At least 149 people were killed and scores injured on Tuesday in a frenzied stampede at a Hindu temple in western India, police said. The disaster occurred as more than 25,000 worshippers clambered to reach the 15th-century Chamunda Devi temple in the hill-top Mehrangarh Fort in Jodhpur in the tourist state of Rajasthan.
The stampede came at the start of Navaratri, a nine-day Hindu festival which is one of the most important in the Hindu calendar and when crowds are particularly large. "We can now say 149 people have died and around 60 are injured," Rajasthan's Home Secretary S.N. Thanvi told AFP.

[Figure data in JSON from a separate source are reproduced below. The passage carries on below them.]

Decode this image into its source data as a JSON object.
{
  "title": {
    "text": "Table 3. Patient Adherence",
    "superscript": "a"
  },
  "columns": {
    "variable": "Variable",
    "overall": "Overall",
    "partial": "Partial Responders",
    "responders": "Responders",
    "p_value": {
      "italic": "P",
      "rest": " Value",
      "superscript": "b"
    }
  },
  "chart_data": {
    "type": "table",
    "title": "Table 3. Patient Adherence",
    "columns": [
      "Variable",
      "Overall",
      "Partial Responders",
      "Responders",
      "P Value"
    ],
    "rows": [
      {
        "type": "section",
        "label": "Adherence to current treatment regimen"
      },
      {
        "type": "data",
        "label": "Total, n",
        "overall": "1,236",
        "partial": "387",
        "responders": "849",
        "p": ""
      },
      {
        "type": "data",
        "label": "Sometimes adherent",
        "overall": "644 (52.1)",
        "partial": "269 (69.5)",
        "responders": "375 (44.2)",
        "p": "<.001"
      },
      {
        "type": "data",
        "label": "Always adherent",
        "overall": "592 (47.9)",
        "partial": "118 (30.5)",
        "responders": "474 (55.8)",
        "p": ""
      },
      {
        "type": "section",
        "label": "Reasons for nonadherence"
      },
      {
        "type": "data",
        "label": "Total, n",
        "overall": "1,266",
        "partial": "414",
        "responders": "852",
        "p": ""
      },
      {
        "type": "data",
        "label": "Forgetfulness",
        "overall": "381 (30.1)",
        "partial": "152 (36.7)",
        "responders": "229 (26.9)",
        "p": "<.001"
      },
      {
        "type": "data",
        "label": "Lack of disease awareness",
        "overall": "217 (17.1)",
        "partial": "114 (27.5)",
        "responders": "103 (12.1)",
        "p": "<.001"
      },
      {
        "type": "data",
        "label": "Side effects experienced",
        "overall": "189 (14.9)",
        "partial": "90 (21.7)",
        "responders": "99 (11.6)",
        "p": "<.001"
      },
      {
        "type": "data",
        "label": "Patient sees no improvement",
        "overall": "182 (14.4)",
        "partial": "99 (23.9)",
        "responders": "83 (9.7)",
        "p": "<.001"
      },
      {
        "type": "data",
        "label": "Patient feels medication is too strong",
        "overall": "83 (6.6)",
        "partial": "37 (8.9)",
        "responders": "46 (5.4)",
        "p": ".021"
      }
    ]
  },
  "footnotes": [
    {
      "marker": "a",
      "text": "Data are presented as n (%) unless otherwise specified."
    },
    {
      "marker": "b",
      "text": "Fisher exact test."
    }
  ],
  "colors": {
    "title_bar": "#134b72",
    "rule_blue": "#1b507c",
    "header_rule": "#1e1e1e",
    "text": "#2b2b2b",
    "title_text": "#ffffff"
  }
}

Officials said the stampede appeared to have started when a wall along the narrow path leading up to the temple collapsed, killing several people and sparking widespread panic. People were trampled and suffocated to death. "The stampede began when people lost their footing and set off a chain reaction," Thanvi said.
Officials said many of the injured were seriously hurt. After the stampede, devotees carried limp bodies to police vehicles, while others desperately tried to resuscitate victims. Temple stampedes are common during religious festivities in India, where crowd control is often rudimentary or non-existent.
"I was to join my friend this morning to offer prayers but I was a little late," recalled a dazed Jodhpur university student named Manish. "When I arrived, I saw chaos, people rushing around the place. I looked for my friend and after a while found him. He was unconscious but without serious injuries," Manish told AFP.